Stress management training is useful and involves the understanding of the characteristics and nature of stress. It looks at how stress in an individual can be recognised and dealt with when there are so many different circumstances. Have staff been offered the opportunity to accept this measure of self-help? Performance appraisal interviews are also an important technique to uncover productivity issues and latent stresses. They can identify issues of excess work, lack of skill, lack of support, harassment or personal pressures.
Many cases of anxiety arise from harassment or victimisation. This is partly a performance issue but must be underpinned with a sound support network. What monitoring systems have been introduced to ensure equality of treatment? Interpersonal skills training to all team leaders and managers can aid good practice in personal relationships and can reduce harassment, discrimination and bullying.
Although assessment of the workplace will have been completed from the point of view of exposure to physical injury, have the same factors been reviewed with possible stresses in mind, such as excessive noise, heat, cold, lighting or over crowding?
Work not always the problem
And finally, what happens if a claim is made? If, despite sound practice, an individual does succumb to anxiety or depression, it is often possible to show that this was not caused or contributed to by actions in the workplace. However, this assumes that the firm has complied with best practice. Where any stresses are discovered with an employee, a caring employer will not be found liable [Petch v Customs and Excise Commissioners, 1993]. However, this presupposes that good practice is recorded. The risk manager must not be lead astray with eloquent words or good intentions. The only sound evidence is that which is well documented.

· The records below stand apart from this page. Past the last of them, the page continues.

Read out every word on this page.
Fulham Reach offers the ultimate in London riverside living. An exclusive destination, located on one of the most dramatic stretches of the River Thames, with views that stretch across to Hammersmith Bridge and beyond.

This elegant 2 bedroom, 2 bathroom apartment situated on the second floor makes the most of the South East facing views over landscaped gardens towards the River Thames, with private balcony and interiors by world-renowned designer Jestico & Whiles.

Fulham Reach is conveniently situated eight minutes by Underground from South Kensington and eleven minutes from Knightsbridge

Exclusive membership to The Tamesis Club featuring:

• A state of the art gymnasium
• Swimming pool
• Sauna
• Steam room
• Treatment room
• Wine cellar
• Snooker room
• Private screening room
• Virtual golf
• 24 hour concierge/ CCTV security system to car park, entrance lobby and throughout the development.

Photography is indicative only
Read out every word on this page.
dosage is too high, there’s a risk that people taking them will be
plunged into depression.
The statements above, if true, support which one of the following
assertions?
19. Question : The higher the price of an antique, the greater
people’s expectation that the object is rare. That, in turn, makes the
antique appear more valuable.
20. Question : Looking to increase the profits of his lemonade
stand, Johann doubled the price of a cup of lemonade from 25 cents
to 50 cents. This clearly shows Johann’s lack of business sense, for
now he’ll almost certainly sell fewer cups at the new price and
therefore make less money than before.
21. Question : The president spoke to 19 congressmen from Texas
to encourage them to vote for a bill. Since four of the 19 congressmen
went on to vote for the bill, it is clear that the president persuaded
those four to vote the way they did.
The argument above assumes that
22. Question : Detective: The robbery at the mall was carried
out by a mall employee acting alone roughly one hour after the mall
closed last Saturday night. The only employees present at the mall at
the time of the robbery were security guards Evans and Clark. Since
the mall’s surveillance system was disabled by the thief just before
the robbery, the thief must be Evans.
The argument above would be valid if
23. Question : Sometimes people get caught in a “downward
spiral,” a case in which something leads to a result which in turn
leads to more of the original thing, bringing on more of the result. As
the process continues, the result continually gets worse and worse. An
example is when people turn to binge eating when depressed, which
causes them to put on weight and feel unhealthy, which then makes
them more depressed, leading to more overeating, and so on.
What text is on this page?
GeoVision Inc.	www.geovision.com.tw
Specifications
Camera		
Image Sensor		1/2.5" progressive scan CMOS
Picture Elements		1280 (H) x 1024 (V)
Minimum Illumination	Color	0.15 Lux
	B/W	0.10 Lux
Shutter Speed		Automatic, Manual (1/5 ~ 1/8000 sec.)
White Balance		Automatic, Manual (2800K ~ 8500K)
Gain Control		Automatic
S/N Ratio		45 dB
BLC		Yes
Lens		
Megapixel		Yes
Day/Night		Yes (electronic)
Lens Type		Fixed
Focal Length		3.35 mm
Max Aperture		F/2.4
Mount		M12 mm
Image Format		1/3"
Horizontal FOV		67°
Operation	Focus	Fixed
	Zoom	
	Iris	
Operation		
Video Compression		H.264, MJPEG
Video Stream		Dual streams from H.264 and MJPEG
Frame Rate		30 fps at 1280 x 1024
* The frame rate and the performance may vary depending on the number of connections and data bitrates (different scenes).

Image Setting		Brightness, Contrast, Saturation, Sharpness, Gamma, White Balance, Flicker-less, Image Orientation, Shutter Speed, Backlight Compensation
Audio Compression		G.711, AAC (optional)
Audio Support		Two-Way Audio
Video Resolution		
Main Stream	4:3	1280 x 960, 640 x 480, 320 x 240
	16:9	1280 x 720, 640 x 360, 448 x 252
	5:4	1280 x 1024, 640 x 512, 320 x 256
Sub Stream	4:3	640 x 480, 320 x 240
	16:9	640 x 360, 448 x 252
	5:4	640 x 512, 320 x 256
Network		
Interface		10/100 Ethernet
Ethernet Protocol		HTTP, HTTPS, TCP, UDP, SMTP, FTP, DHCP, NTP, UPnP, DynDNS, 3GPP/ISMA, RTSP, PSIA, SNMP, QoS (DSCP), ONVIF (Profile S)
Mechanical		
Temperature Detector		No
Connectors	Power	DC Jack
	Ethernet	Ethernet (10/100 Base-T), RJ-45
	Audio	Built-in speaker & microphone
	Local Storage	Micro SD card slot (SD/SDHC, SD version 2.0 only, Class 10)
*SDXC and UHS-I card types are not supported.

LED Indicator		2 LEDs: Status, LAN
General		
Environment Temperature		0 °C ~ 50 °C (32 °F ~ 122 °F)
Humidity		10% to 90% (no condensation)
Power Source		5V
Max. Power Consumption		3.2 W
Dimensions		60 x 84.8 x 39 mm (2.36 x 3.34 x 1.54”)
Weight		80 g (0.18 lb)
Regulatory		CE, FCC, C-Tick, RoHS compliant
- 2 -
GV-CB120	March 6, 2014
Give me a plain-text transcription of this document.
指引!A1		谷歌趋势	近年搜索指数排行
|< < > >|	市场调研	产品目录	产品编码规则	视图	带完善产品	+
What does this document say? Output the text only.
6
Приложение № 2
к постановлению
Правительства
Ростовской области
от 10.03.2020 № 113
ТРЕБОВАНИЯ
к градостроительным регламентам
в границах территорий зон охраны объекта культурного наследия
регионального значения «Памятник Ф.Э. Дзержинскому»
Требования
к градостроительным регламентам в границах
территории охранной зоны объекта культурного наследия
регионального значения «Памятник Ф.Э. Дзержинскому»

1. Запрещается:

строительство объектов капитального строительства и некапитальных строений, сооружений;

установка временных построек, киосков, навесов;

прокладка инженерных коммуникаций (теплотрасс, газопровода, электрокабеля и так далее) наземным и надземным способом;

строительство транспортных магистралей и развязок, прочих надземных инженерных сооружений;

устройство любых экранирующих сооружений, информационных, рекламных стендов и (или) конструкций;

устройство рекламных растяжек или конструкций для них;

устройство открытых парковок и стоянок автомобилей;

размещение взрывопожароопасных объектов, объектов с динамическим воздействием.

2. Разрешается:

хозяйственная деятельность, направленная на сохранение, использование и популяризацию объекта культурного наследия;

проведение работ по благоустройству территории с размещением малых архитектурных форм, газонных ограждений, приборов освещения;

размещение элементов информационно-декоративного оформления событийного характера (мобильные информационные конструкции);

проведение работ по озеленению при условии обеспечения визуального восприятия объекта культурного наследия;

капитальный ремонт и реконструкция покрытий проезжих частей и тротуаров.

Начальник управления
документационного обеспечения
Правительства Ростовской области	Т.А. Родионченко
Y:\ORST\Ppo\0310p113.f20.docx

Rehabilitating injured workers is gaining momentum when applied to physical injuries. There is no reason why rehabilitation principles should not be applied to psychiatric injury. Does the strategy provide for rehabilitation? Counselling forms a major part of any return to work programme. However, if the issue should be one of a management's autocratic style, victimisation or harassment, it may not be possible to return the employee to the same work area.
In some cases, continued work with the same employer would be unacceptable to the individual. Without intervention, the individual may quickly develop a low self-esteem and a work-shy attitude. In some circumstances this may lead to a significant claim for loss of future earnings. Intervention is required at an early stage, well before any formal claim is made. What occupational health support is available through absence management to support early counselling or outplacement? Given the escalating costs of absence through stress and the expense of stress treatment, the full cost to the business must be carefully measured.
Good management practice and sound employee support systems will improve customer relations and eliminate or reduce exposure to potential stress claims and absence through stress. Established employers' liability insurers are able to share practical risk control ideas based on their day-to-day claim management experience. A well documented stress exposure response will reduce much stress in the work place and we have already seen that apathy results in increased premiums and loss of business opportunities.